Chisholm Careers Counsellor Lawrence Moore says these kinds of soft skills are “ultra-important” to employers. In fact, it’s one of the reasons why big firms like PwC are offering higher apprenticeships.  

Whereas in the past, you’d have to go to university, get a degree, do a grad program then start your career in professional services, now there’s another option. With higher apprenticeships, you’re earning, learning on the job and getting your qualification all at the same time.  

 “Consultancy firms would traditionally hire graduates from the top-end universities – the cream of the crop – bring them in only to find it takes them about a year to become productive,” says Lawrence. “They may have all the technical skills and knowledge, but lack soft skills to, for example, be able to deal with a customer. Soft skills are crucial to employers.” 

So, which soft skills are in high demand? Let’s take a look. 

Effective communication skills 

Being able to communicate with a diverse range of people from all walks of life is extremely important in this day and age. Demonstrating that you can deal with all sorts of people, whether they are older, younger, or from different cultures, will hold you in good stead when it comes to employability. 


Being able to collaborate and work things out together is another soft skill employers are looking for, Lawrence says. “In a workplace, you need to be able to recognise that different people have different strengths and to see that as a positive, rather than something to compete with,” he says. 

It’s one of the reasons why interviewers often ask for an example of when you’ve done something effectively in a team that you couldn’t have achieved individually. “A team can be more than a sum of the parts, and that’s an important learning to demonstrate when you’re marketing yourself to an employer,” Lawrence says. 
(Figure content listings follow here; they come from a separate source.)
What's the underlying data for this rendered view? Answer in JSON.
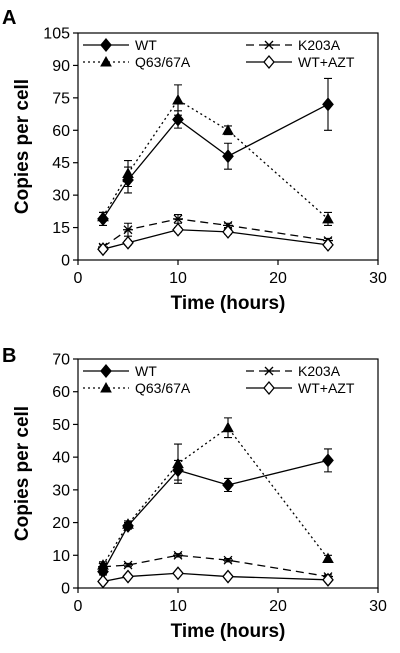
{
  "chart_data": [
    {
      "type": "line",
      "panel": "A",
      "xlabel": "Time (hours)",
      "ylabel": "Copies per cell",
      "xlim": [
        0,
        30
      ],
      "ylim": [
        0,
        105
      ],
      "xticks": [
        "0",
        "10",
        "20",
        "30"
      ],
      "yticks": [
        "0",
        "15",
        "30",
        "45",
        "60",
        "75",
        "90",
        "105"
      ],
      "legend_position": "top",
      "series": [
        {
          "name": "WT",
          "style": "solid",
          "marker": "diamond-filled",
          "x": [
            2.5,
            5,
            10,
            15,
            25
          ],
          "y": [
            19,
            37,
            65,
            48,
            72
          ],
          "err": [
            3,
            6,
            4,
            6,
            12
          ]
        },
        {
          "name": "K203A",
          "style": "dashed",
          "marker": "star",
          "x": [
            2.5,
            5,
            10,
            15,
            25
          ],
          "y": [
            6,
            14,
            19,
            16,
            9
          ],
          "err": [
            1,
            3,
            2,
            1,
            1
          ]
        },
        {
          "name": "Q63/67A",
          "style": "dotted",
          "marker": "triangle-filled",
          "x": [
            2.5,
            5,
            10,
            15,
            25
          ],
          "y": [
            20,
            40,
            74,
            60,
            19
          ],
          "err": [
            2,
            6,
            7,
            2,
            3
          ]
        },
        {
          "name": "WT+AZT",
          "style": "solid",
          "marker": "diamond-open",
          "x": [
            2.5,
            5,
            10,
            15,
            25
          ],
          "y": [
            5,
            8,
            14,
            13,
            7
          ],
          "err": [
            1,
            1,
            1,
            1,
            1
          ]
        }
      ]
    },
    {
      "type": "line",
      "panel": "B",
      "xlabel": "Time (hours)",
      "ylabel": "Copies per cell",
      "xlim": [
        0,
        30
      ],
      "ylim": [
        0,
        70
      ],
      "xticks": [
        "0",
        "10",
        "20",
        "30"
      ],
      "yticks": [
        "0",
        "10",
        "20",
        "30",
        "40",
        "50",
        "60",
        "70"
      ],
      "legend_position": "top",
      "series": [
        {
          "name": "WT",
          "style": "solid",
          "marker": "diamond-filled",
          "x": [
            2.5,
            5,
            10,
            15,
            25
          ],
          "y": [
            5,
            19,
            36,
            31.5,
            39
          ],
          "err": [
            1,
            1,
            3,
            2,
            3.5
          ]
        },
        {
          "name": "K203A",
          "style": "dashed",
          "marker": "star",
          "x": [
            2.5,
            5,
            10,
            15,
            25
          ],
          "y": [
            6.5,
            7,
            10,
            8.5,
            3.5
          ],
          "err": [
            1,
            0.5,
            0.5,
            0.5,
            0.5
          ]
        },
        {
          "name": "Q63/67A",
          "style": "dotted",
          "marker": "triangle-filled",
          "x": [
            2.5,
            5,
            10,
            15,
            25
          ],
          "y": [
            7,
            19.5,
            38,
            49,
            9
          ],
          "err": [
            1,
            1,
            6,
            3,
            1
          ]
        },
        {
          "name": "WT+AZT",
          "style": "solid",
          "marker": "diamond-open",
          "x": [
            2.5,
            5,
            10,
            15,
            25
          ],
          "y": [
            2,
            3.5,
            4.5,
            3.5,
            2.5
          ],
          "err": [
            0.5,
            0.5,
            0.5,
            0.5,
            0.5
          ]
        }
      ]
    }
  ]
}
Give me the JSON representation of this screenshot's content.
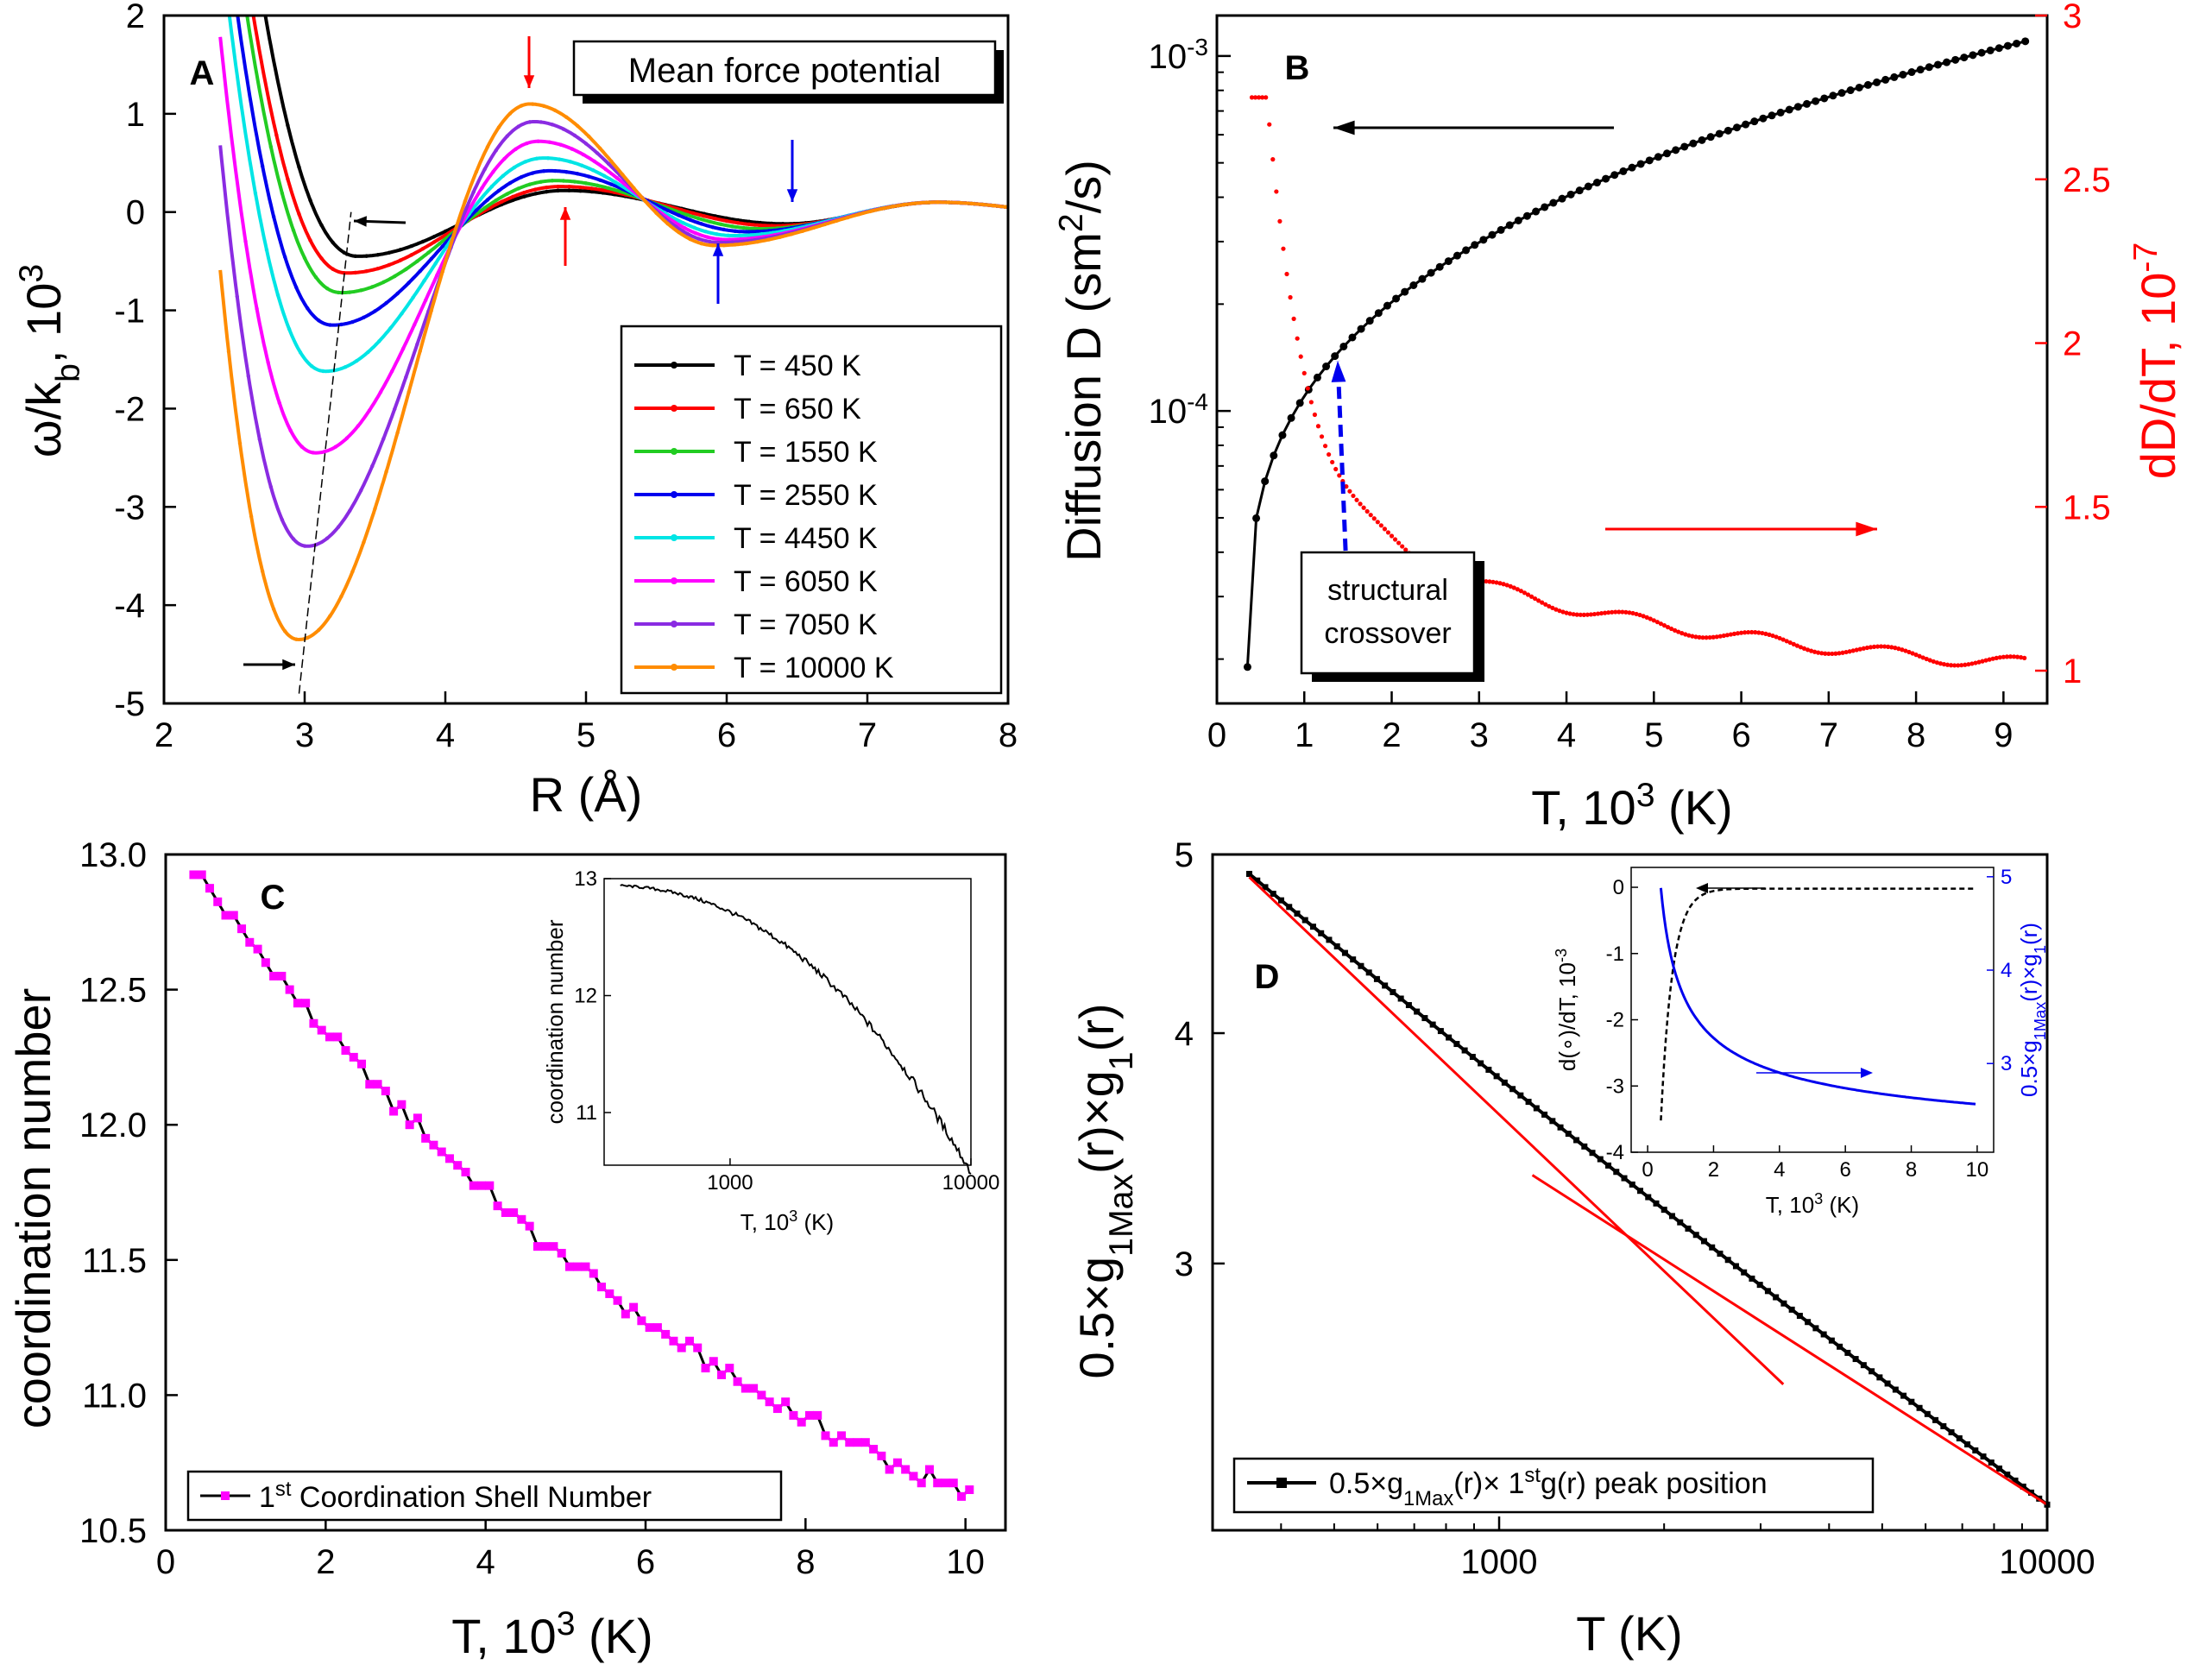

Dependability is another key soft skill. “This is a huge one for employers, especially when they’re assessing applicants without a proven work history,” says Lawrence. “They want to know you have the work ethic to turn up on time or at least to give lots of notice if you’re running late or not going to make it. Likewise, they want assurance that given a task, you’ll see it through or if you can’t, you’ll ask for help.” 


As we all know, things don’t always go to plan, but it’s important to be able to adapt and be flexible. 

How do you deal with change? How resilient are you?  

Are you good at creating a plan B if plan A doesn’t work? What examples can you provide to prospective employers to show you are adaptable? 

These skills are more essential than ever nowadays, given the changing work conditions. 

Conflict resolution 

The ability to see conflict as a positive thing in a working relationship is vital, Lawrence says.  

“Personally, I’ve always liked people with a different personality type to me,” he says. “I tend to see only the big picture and the positive outcomes. For that reason, I need someone around me who is a nit-picker who can see what could go wrong.” 

Lawrence says that sometimes being able to resolve conflict is a skill that evolves with time. “You may not realise it when you’re 20, but as you get older you may come to appreciate the value of having people who are different from you,” he says. 

Leadership skills 

Even if you don’t aspire to a leadership position, leadership skills are important. In a team setting, for example, you may be required to show leadership skills from time to time, so this soft skill will be looked upon favourably by employers. 

Emotional intelligence is another soft skill that’s highly sought after. Emotional intelligence ties in with having strong social skills and a sense of empathy, which all affect your ability to get along with others in the workplace. 

Problem solving and critical thinking 

Being able to solve problems is another soft skill employers want to see. Can you get past roadblocks? 

Likewise, critical thinking comes in handy on the job. Being able to objectively question, analyse and evaluate is a useful skill, as it can help prevent mistakes from being made and save employers time and money. 

Research skills 

Another soft skill to be aware of is your ability to find information from a variety of sources. Googling something on the internet is one thing, but can you go through an organisation’s library or data system to find information? Again, this can save employers time and money, as you won’t be recreating the wheel. 


Even in technical jobs, creativity is a fundamental soft skill. Creativity isn’t just about coming up with innovative concepts, it’s about thinking outside the box and coming up with solutions that other people haven’t thought of. 


In some organisations, integrity may be the most important soft skill employers are looking for. Whether you’re handling the petty cash in a small retail shop or dealing with sensitive data in the corporate sector, employers want to know you are trustworthy and that you understand how to handle the information you’re privy to.